- Following the landmark Paris Agreement in 2015, governments across the globe set renewable energy targets to combat climate change.
- SF6 is a potent greenhouse gas, with a global warming potential that is 25,200 times higher than CO2.
- If the usage of SF₆ in MV switchgear is not curtailed in the near future, the electrical industry- already the largest consumer of SF₆- could become the largest emitter in the years to come.
Following the landmark , governments across the globe set renewable energy targets to combat climate change. The electrical industry, a major contributor to greenhouse gas emissions, is also participating in the global emissions reduction drive and pushing for the integration of renewables with the electricity grid. This is expected to curtail the detrimental impact of conventional fossil fuel-based electricity generation on the environment. According to the International Energy Agency, in 2021 alone, 295 GW of new renewable capacity was installed globally, despite challenges associated with supply chain disruptions, delays in construction, and spikes in the prices of materials.
Figure 1: Renewable capacity additions (only solar and wind) from 2017-2026.

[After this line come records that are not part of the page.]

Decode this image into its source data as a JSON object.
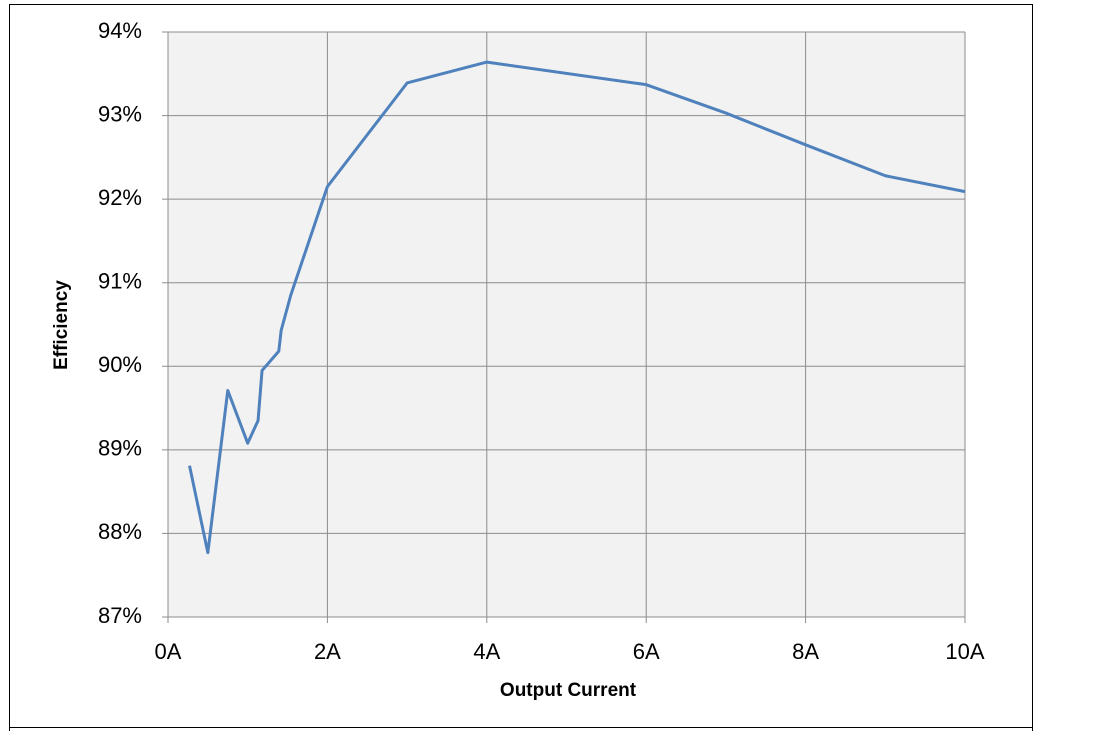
{
  "chart_data": {
    "type": "line",
    "x_label": "Output Current",
    "y_label": "Efficiency",
    "x": [
      0.27,
      0.5,
      0.75,
      1.0,
      1.13,
      1.18,
      1.39,
      1.42,
      1.54,
      2.0,
      3.0,
      4.0,
      6.0,
      7.0,
      8.0,
      9.0,
      10.0
    ],
    "series": [
      {
        "name": "Efficiency",
        "color": "#4f81bd",
        "values": [
          88.81,
          87.77,
          89.71,
          89.08,
          89.35,
          89.95,
          90.18,
          90.43,
          90.85,
          92.15,
          93.39,
          93.64,
          93.37,
          93.03,
          92.65,
          92.28,
          92.09
        ]
      }
    ],
    "xlim": [
      0,
      10
    ],
    "xticks": [
      {
        "value": 0,
        "label": "0A"
      },
      {
        "value": 2,
        "label": "2A"
      },
      {
        "value": 4,
        "label": "4A"
      },
      {
        "value": 6,
        "label": "6A"
      },
      {
        "value": 8,
        "label": "8A"
      },
      {
        "value": 10,
        "label": "10A"
      }
    ],
    "ylim": [
      87,
      94
    ],
    "yticks": [
      {
        "value": 87,
        "label": "87%"
      },
      {
        "value": 88,
        "label": "88%"
      },
      {
        "value": 89,
        "label": "89%"
      },
      {
        "value": 90,
        "label": "90%"
      },
      {
        "value": 91,
        "label": "91%"
      },
      {
        "value": 92,
        "label": "92%"
      },
      {
        "value": 93,
        "label": "93%"
      },
      {
        "value": 94,
        "label": "94%"
      }
    ],
    "grid": true,
    "legend": false
  }
}
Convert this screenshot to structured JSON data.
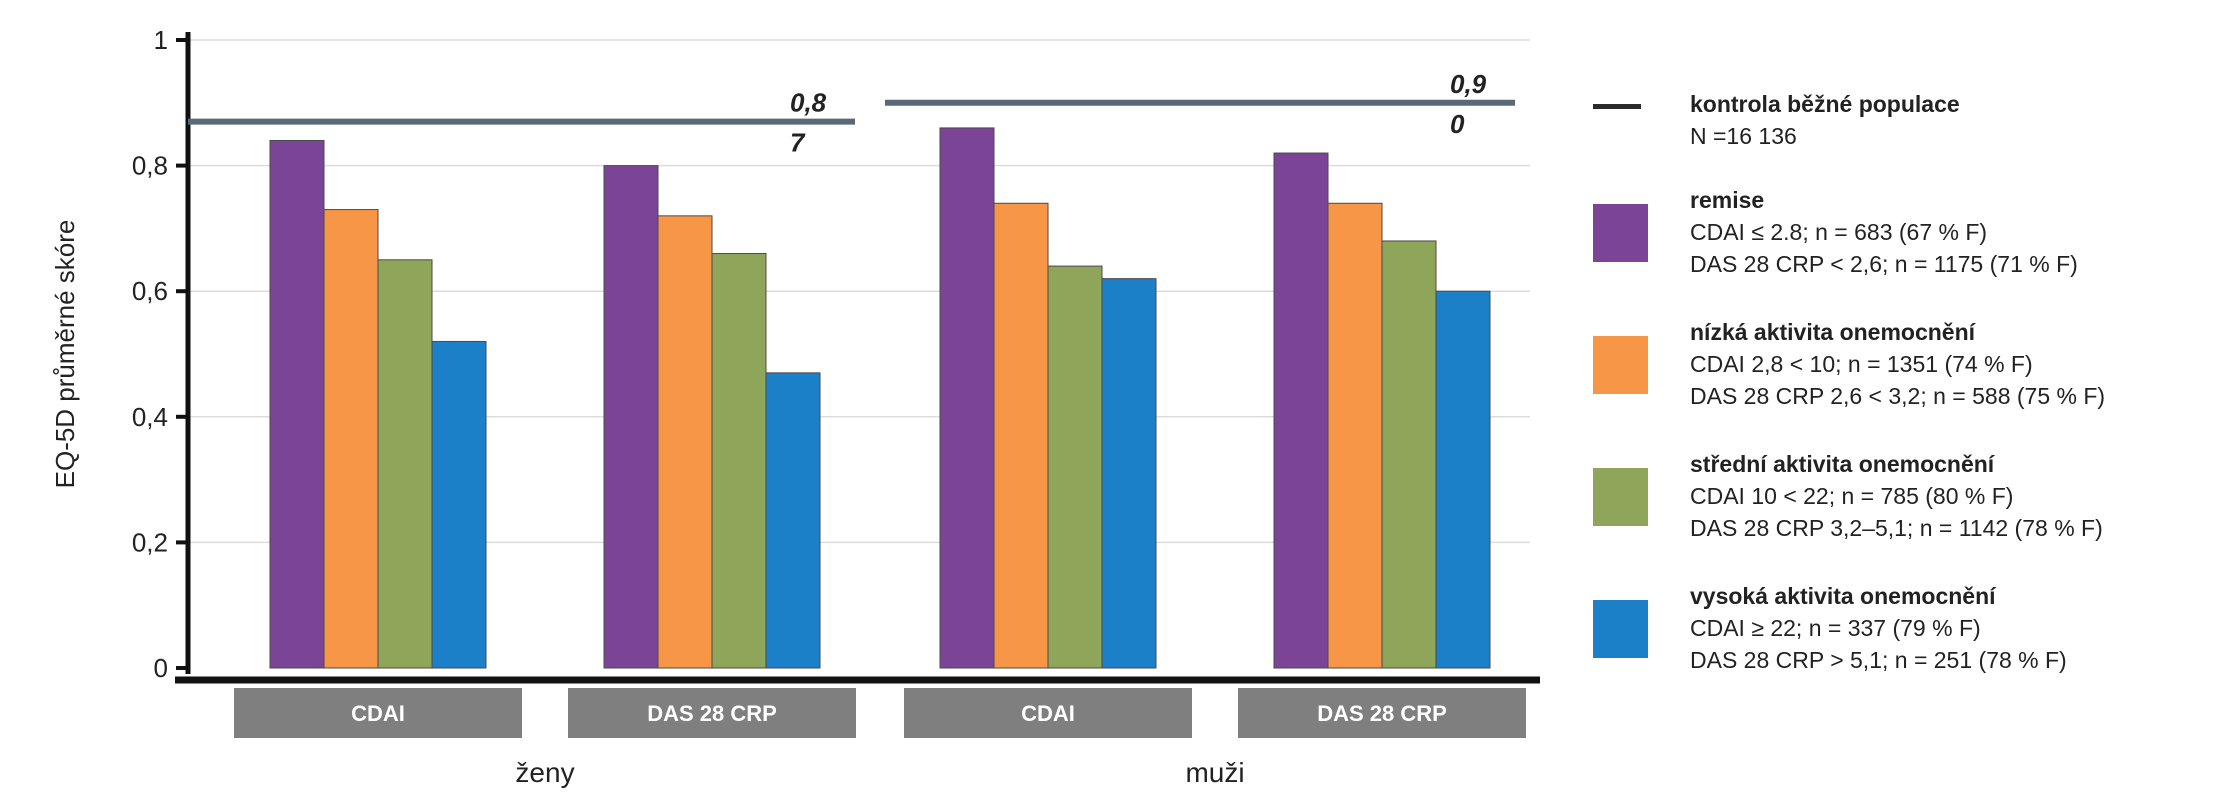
{
  "chart_data": {
    "type": "bar",
    "ylabel": "EQ-5D průměrné skóre",
    "ylim": [
      0,
      1
    ],
    "yticks": [
      "0",
      "0,2",
      "0,4",
      "0,6",
      "0,8",
      "1"
    ],
    "grid": true,
    "legend_position": "right",
    "groups": [
      {
        "label": "ženy",
        "categories": [
          "CDAI",
          "DAS 28 CRP"
        ],
        "reference": {
          "value": 0.87,
          "label_line1": "0,8",
          "label_line2": "7"
        }
      },
      {
        "label": "muži",
        "categories": [
          "CDAI",
          "DAS 28 CRP"
        ],
        "reference": {
          "value": 0.9,
          "label_line1": "0,9",
          "label_line2": "0"
        }
      }
    ],
    "series": [
      {
        "name": "remise",
        "color": "#7b4496",
        "values": [
          0.84,
          0.8,
          0.86,
          0.82
        ]
      },
      {
        "name": "nízká aktivita onemocnění",
        "color": "#f79646",
        "values": [
          0.73,
          0.72,
          0.74,
          0.74
        ]
      },
      {
        "name": "střední aktivita onemocnění",
        "color": "#8ea55a",
        "values": [
          0.65,
          0.66,
          0.64,
          0.68
        ]
      },
      {
        "name": "vysoká aktivita onemocnění",
        "color": "#1c80c8",
        "values": [
          0.52,
          0.47,
          0.62,
          0.6
        ]
      }
    ],
    "reference_color": "#5a6878",
    "category_box_color": "#7f7f7f"
  },
  "legend": {
    "reference": {
      "title": "kontrola běžné populace",
      "line1": "N =16 136"
    },
    "items": [
      {
        "title": "remise",
        "line1": "CDAI ≤ 2.8; n = 683 (67 % F)",
        "line2": "DAS 28 CRP < 2,6; n = 1175 (71 % F)",
        "color": "#7b4496"
      },
      {
        "title": "nízká aktivita onemocnění",
        "line1": "CDAI 2,8 < 10; n = 1351 (74 % F)",
        "line2": "DAS 28 CRP 2,6 < 3,2; n = 588 (75 % F)",
        "color": "#f79646"
      },
      {
        "title": "střední aktivita onemocnění",
        "line1": "CDAI 10 < 22; n = 785 (80 % F)",
        "line2": "DAS 28 CRP 3,2–5,1; n = 1142 (78 % F)",
        "color": "#8ea55a"
      },
      {
        "title": "vysoká aktivita onemocnění",
        "line1": "CDAI ≥ 22; n = 337 (79 % F)",
        "line2": "DAS 28 CRP > 5,1; n = 251 (78 % F)",
        "color": "#1c80c8"
      }
    ]
  }
}
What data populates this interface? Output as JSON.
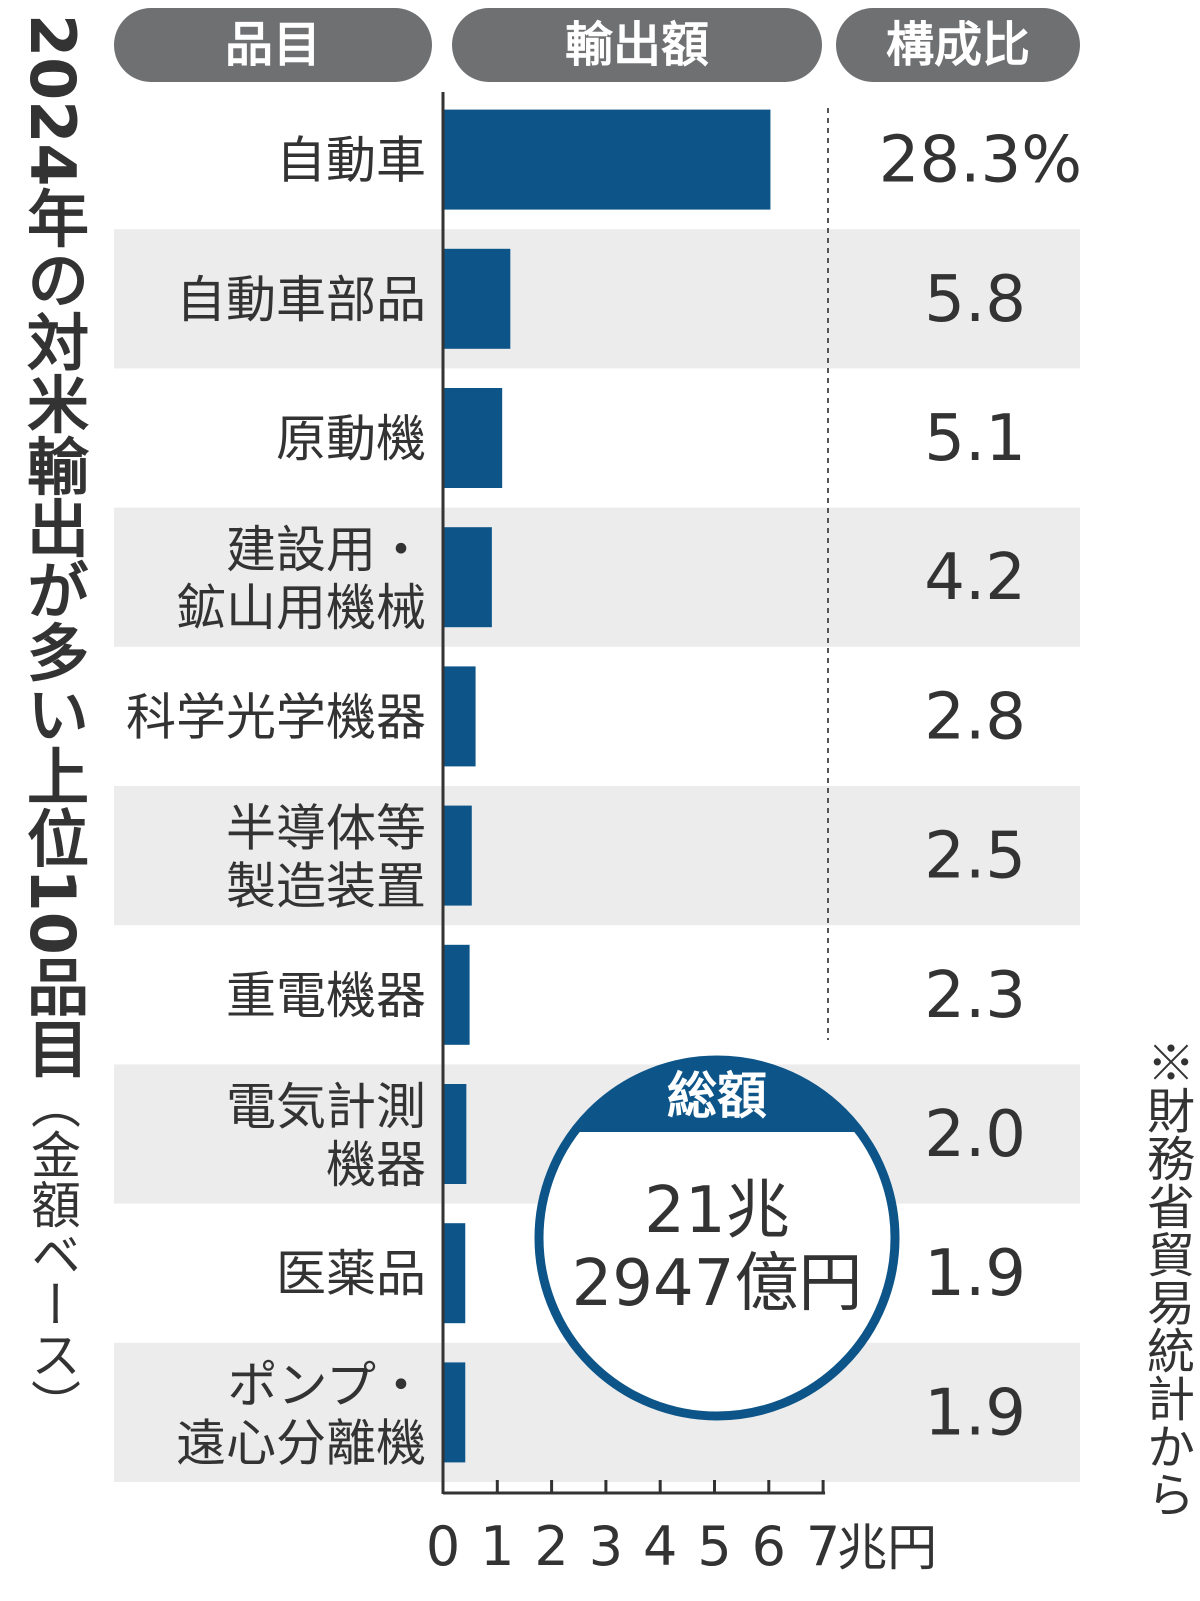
{
  "title": "2024年の対米輸出が多い上位10品目",
  "title_sub": "（金額ベース）",
  "source": "※財務省貿易統計から",
  "headers": {
    "item": "品目",
    "amount": "輸出額",
    "share": "構成比"
  },
  "total": {
    "label": "総額",
    "line1": "21兆",
    "line2": "2947億円"
  },
  "colors": {
    "bar": "#0d5589",
    "row_alt": "#ececec",
    "header_pill": "#6f7072",
    "circle_border": "#0d5589"
  },
  "chart_data": {
    "type": "bar",
    "orientation": "horizontal",
    "categories": [
      [
        "自動車"
      ],
      [
        "自動車部品"
      ],
      [
        "原動機"
      ],
      [
        "建設用・",
        "鉱山用機械"
      ],
      [
        "科学光学機器"
      ],
      [
        "半導体等",
        "製造装置"
      ],
      [
        "重電機器"
      ],
      [
        "電気計測",
        "機器"
      ],
      [
        "医薬品"
      ],
      [
        "ポンプ・",
        "遠心分離機"
      ]
    ],
    "values": [
      6.03,
      1.24,
      1.09,
      0.9,
      0.6,
      0.53,
      0.49,
      0.43,
      0.41,
      0.41
    ],
    "shares": [
      "28.3%",
      "5.8",
      "5.1",
      "4.2",
      "2.8",
      "2.5",
      "2.3",
      "2.0",
      "1.9",
      "1.9"
    ],
    "xlim": [
      0,
      7
    ],
    "xticks": [
      "0",
      "1",
      "2",
      "3",
      "4",
      "5",
      "6",
      "7"
    ],
    "xunit": "兆円",
    "grid": false
  }
}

Source: International Energy Agency
Usage of SF₆-based Switchgear in the Renewable Sector
According to Power Technology Research, the annual sales of MV switchgear in 2021 stood at around USD 20 Billion, while 52% of the units sold were GIS. Out of these 52%-unit sales, 20% came from the renewable sector. Within renewables, 70% of the switchgear that was used was GIS.
Figure 2: MV switchgear technology split – renewables in 2021.
Source: Power Technology Research
Due to the excellent dielectric properties of SF6, which not only lead to reduction in the size of electrical equipment but also minimize the use of resources such as land and material, GIS across the globe have been utilizing it since the 1960s. Despite its uses, however, SF6 is a potent greenhouse gas, with a global warming potential that is 25,200 times higher than CO2.
Figure 3: Review of F-gas regulation in 2022.
Source: Power Technology Research
SF₆ Emissions from the Renewable Sector
As per the forecasts of Power Technology Research, MV switchgear sales are expected to increase as all major countries across the globe are pushing to achieve their renewable generation capacity targets. The annual market for GIS-based MV switchgear in renewables is forecasted to grow with a CAGR of around 5%, on average, globally from 2021 to2027. Consequently, the share of SF6 emissions from MV switchgear in the renewable sector will also increase. Thus, steep growth in the renewable sector, coupled with the continuous demand for compact MV switchgear in wind power make promoting the use of SF₆-free switchgear in the renewable sector a logical choice.
Possibility of the Renewable Sector Moving Towards Green Switchgear
During the review of the F-gas regulation (EU) No 517/2015 in 2022, the European Union proposed a ban on the usage of SF6 in electrical equipment by 2031. It is of note that around 85% of all the SF6 produced is used in the electric power industry and 90% of electrical equipment that utilizes SF6 is switchgear. Switchgear manufacturers are rapidly moving to develop alternative solutions to SF6 since the promulgation of EU’s F-gas regulation from 2015.
The renewable sector’s ability to transition towards green switchgear will largely depend on if the EU goes ahead with the ban on the usage of F-gas in the electrical equipment as suggested in the proposal draft. It would also depend on how fast major market players in the global switchgear industry come up with a wide range of products in the switchgear category, especially in the high voltage range.
If the usage of SF₆ in MV switchgear is not curtailed in the near future, the electrical industry- already the largest consumer of SF₆- could become the largest emitter in the years to come. This is owing to the extended lifetime of switchgear; every unit installed in 2021 can potentially still be in operation in 2060. Overall, eyes are on the EU for the 2022 revision of the F-gas regulation, which would be a major factor in enforcing SF₆ alternatives, in addition to indirectly channeling private investments for further research and development in this regard. Renewables are a key driver for capacity additions in the switchgear category, even though they currently have a small installed base. The renewable sector will be the first to transition to SF₆-free alternatives, as this sector is keen on reducing GHG emissions and open to new technologies as compared to other application verticals.